Most of the time, remodelers can stay out of trouble by just doing what comes naturally. We work with clients we like and avoid those we don't; we prefer to teach new skills to someone with a good attitude instead of the other way around; and we use materials and subcontractors we've been successful with in the past and avoid those we haven't.

Occasionally, however, the best course of action is counter-intuitive: It's just the opposite of what seems natural.

Mark Robert Halper

Maybe I've spent too much time in airports lately, but the example that comes to mind most readily is the way people behave around an airport baggage claim carousel. Typically, travelers arrive at baggage claim before their luggage does and, while they wait, most stand well back of the baggage carousel. From this vantage point, everybody has a good view of the entire length of the conveyor, so it's easy to identify your bags. But, of course, there are no bags yet. When the buzzer sounds and the conveyor finally starts moving, a few people hurry to get a good position along the curb of the carousel. The first in line gain an unobstructed wide-angle view of the oncoming bags, but they block the view of those behind them. That prompts others to crowd closer until everyone is pressed against the carousel straining to see. But anyone not in the front row can only catch a glimpse of the baggage through slim peek holes between those crowded around the curb.

Getting closer to something usually helps us to see it better, but at the baggage carousel, the closer we get, the less we can see. If we all acted counter-intuitively and kept our distance when the bags started emerging on the conveyor, everyone could see more of the conveyor, identify their bags more easily, and be on their way sooner.

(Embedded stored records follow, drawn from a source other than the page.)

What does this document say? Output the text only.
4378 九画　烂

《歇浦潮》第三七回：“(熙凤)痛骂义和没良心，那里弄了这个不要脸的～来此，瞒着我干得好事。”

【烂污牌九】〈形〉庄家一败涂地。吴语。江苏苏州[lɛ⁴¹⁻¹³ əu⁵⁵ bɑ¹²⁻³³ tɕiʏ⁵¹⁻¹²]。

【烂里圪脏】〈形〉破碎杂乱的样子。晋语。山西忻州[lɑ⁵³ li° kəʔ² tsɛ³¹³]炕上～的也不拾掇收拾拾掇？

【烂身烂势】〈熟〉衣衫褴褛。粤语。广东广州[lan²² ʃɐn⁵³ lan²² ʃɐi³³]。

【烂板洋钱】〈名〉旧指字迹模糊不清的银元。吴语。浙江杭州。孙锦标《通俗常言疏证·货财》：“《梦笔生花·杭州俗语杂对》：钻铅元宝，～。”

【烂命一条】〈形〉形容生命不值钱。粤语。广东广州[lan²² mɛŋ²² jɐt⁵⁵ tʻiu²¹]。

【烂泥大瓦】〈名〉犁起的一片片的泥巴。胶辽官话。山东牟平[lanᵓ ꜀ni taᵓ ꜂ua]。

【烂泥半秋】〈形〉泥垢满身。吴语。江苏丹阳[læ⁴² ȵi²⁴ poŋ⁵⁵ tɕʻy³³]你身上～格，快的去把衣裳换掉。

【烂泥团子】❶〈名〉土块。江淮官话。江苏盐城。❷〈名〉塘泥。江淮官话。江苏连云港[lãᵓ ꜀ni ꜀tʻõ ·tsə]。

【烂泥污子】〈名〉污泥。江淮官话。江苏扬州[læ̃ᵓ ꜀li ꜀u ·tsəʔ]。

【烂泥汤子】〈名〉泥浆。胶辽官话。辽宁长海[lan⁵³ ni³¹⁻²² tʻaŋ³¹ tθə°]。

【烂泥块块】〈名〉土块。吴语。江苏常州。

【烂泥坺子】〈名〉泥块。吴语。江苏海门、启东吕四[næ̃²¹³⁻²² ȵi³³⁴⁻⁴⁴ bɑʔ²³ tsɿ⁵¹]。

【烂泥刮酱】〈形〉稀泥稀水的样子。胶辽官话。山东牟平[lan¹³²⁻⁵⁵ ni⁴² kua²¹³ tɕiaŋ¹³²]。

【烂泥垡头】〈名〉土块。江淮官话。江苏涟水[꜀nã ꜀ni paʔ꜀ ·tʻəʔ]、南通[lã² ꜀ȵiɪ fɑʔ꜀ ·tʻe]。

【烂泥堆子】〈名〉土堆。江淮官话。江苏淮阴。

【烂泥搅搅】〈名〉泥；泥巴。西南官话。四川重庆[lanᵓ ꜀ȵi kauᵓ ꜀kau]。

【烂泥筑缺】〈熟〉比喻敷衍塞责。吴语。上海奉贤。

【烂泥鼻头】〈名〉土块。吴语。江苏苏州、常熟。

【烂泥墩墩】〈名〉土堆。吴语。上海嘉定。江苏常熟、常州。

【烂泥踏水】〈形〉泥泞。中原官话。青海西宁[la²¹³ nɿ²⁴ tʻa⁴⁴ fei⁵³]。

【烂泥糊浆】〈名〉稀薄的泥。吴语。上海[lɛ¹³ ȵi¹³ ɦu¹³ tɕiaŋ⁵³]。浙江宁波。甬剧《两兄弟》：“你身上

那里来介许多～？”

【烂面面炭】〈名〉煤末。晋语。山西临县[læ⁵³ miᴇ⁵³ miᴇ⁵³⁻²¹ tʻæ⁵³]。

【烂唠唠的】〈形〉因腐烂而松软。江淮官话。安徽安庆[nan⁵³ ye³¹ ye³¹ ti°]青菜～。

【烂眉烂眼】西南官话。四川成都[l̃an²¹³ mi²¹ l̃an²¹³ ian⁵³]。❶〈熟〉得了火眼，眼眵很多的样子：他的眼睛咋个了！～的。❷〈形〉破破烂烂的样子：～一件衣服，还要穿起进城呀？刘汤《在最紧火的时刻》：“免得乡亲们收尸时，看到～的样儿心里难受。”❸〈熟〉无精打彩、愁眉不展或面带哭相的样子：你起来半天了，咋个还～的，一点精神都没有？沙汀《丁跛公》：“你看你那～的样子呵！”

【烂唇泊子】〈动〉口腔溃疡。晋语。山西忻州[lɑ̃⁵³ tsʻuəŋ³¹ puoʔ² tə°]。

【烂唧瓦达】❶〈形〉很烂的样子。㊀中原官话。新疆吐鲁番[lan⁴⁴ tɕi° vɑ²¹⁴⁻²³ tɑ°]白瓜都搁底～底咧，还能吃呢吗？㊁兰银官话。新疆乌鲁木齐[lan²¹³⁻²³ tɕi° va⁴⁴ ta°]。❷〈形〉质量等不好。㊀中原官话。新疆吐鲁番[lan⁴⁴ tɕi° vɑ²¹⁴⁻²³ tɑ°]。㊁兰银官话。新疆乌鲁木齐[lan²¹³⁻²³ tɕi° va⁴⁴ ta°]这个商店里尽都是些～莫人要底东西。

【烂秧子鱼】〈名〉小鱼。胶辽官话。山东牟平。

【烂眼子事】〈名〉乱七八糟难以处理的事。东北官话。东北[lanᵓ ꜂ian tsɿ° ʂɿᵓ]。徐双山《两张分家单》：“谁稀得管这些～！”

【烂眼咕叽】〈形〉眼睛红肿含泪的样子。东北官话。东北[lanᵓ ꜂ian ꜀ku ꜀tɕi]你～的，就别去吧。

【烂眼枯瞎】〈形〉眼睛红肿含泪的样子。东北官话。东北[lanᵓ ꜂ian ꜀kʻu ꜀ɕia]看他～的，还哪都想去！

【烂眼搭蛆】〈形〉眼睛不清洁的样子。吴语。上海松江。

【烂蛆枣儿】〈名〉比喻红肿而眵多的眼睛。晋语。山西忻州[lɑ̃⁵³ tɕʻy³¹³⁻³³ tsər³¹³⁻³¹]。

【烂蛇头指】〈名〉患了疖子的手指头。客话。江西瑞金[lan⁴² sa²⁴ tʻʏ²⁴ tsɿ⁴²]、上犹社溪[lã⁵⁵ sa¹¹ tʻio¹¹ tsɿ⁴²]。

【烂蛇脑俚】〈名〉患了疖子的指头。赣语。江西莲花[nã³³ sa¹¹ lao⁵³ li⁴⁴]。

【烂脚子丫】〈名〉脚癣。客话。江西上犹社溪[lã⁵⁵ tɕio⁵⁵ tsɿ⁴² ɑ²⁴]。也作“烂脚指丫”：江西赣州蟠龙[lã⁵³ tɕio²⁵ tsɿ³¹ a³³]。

Sometimes, business decisions need to run counter to what comes naturally, too. Take marketing. Most remodelers do what's natural —they market their services only when they run out of work. Unfortunately, by that time, it's too late. To be effective, we need to be counterintuitive. If we market when we don't need the work, we'll never run out.

Likewise, we don't question our personnel policies until someone leaves or some employee crisis develops. We don't monitor our customers' satisfaction levels until the job's over or they complain. We don't accelerate the work schedule until we've fallen behind. We don't call our subs until we need them.

In short, we do what comes naturally. If it ain't broke, we don't fix it. But the time to look hard for trouble is when everything seems to be going smoothly. Because trouble is brewing somewhere, and the sooner we find it the better off we'll be.

If we don't notice the roof leak until it rains, somebody's going to get wet.